If Google has it their way, mobile websites will be going away real soon. The idea is to eliminate the many different versions of a website and just boil it down to seamless usage across all devices. One website to rule them all, so to speak.
This afternoon during the Google I/O keynote, Sundar Pichai and Linus Upson showed off a couple websites that work the same whether they are viewed on desktop or mobile. That means eventually there will be no more pesky URLs starting with the letter "m."
On stage, they demoed two different sites one for The Hobbit, and the other was a racing game that had played the same on a tablet and smartphone. Of course, this is all possible thanks to Google Chrome, which is currently available on a plethora of devices and platforms.
Google chocks it all up to a unique idea called "responsive design." Basically, the web developer builds a single site, and the website and browser will revamp the output design based on the user's device. So, if they're browsing on a mobile device the website and browser are pre-configured to display a suitable version. It eliminates the need to open a different URL completely. Of course, it will take time before websites are updated with the new design techniques. I mean come on, it seems like some businesses are still using an old school website design that looks like it's from the late 90's. Clearly, this is not going to happen overnight.

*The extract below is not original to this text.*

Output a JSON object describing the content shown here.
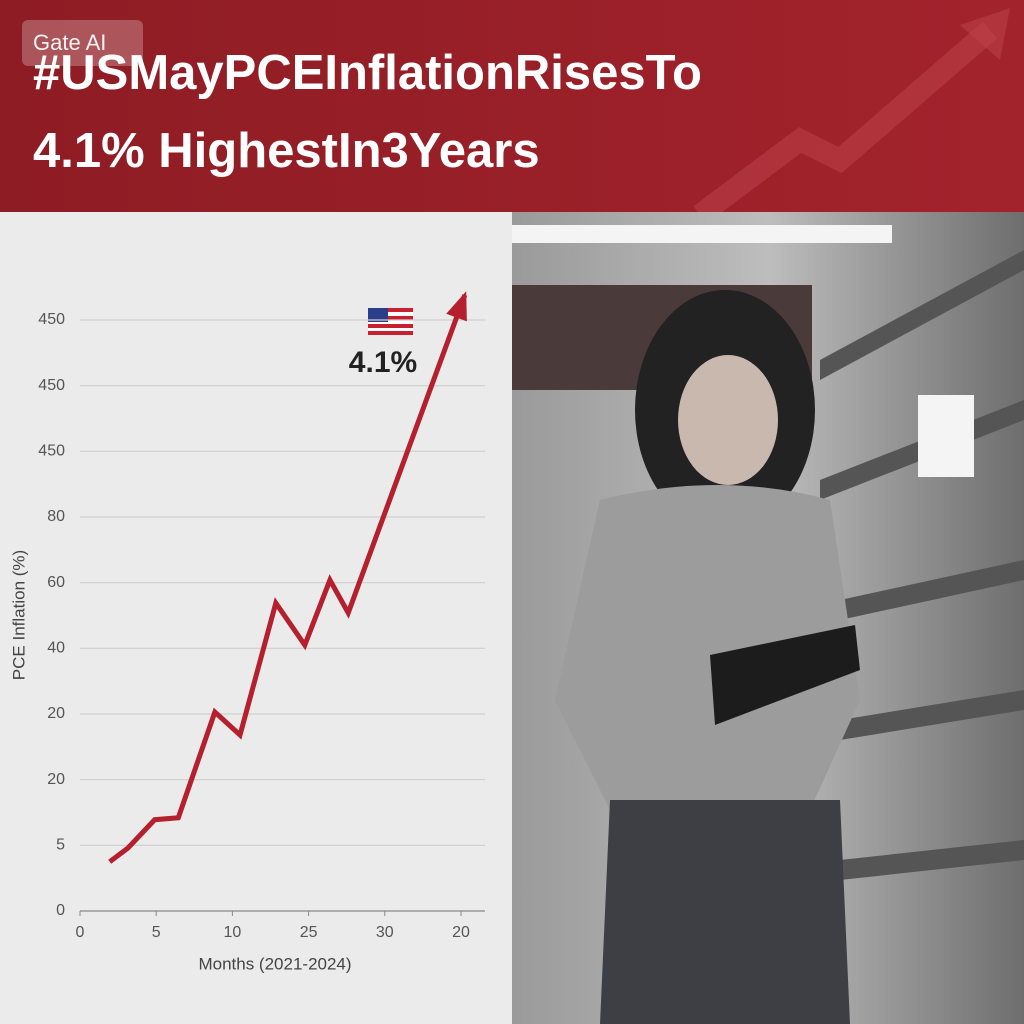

Naturally, some companies will be reluctant about updating their websites which means that mobile sites are still going to be around for some time, but at least this is a step in the right direction. Can you imagine a seamless web experience across multiple devices? Forget dealing with the pesky switch between desktop and mobile versions of a site just to unlock various features. This brings us one step closer to seeing full, unabridged websites on our mobile devices. If the demos that Google showed off earlier today are any indication, the future of the web looks fantastic.
Were you able to watch the Google I/O keynote? What did you think of the demoed websites?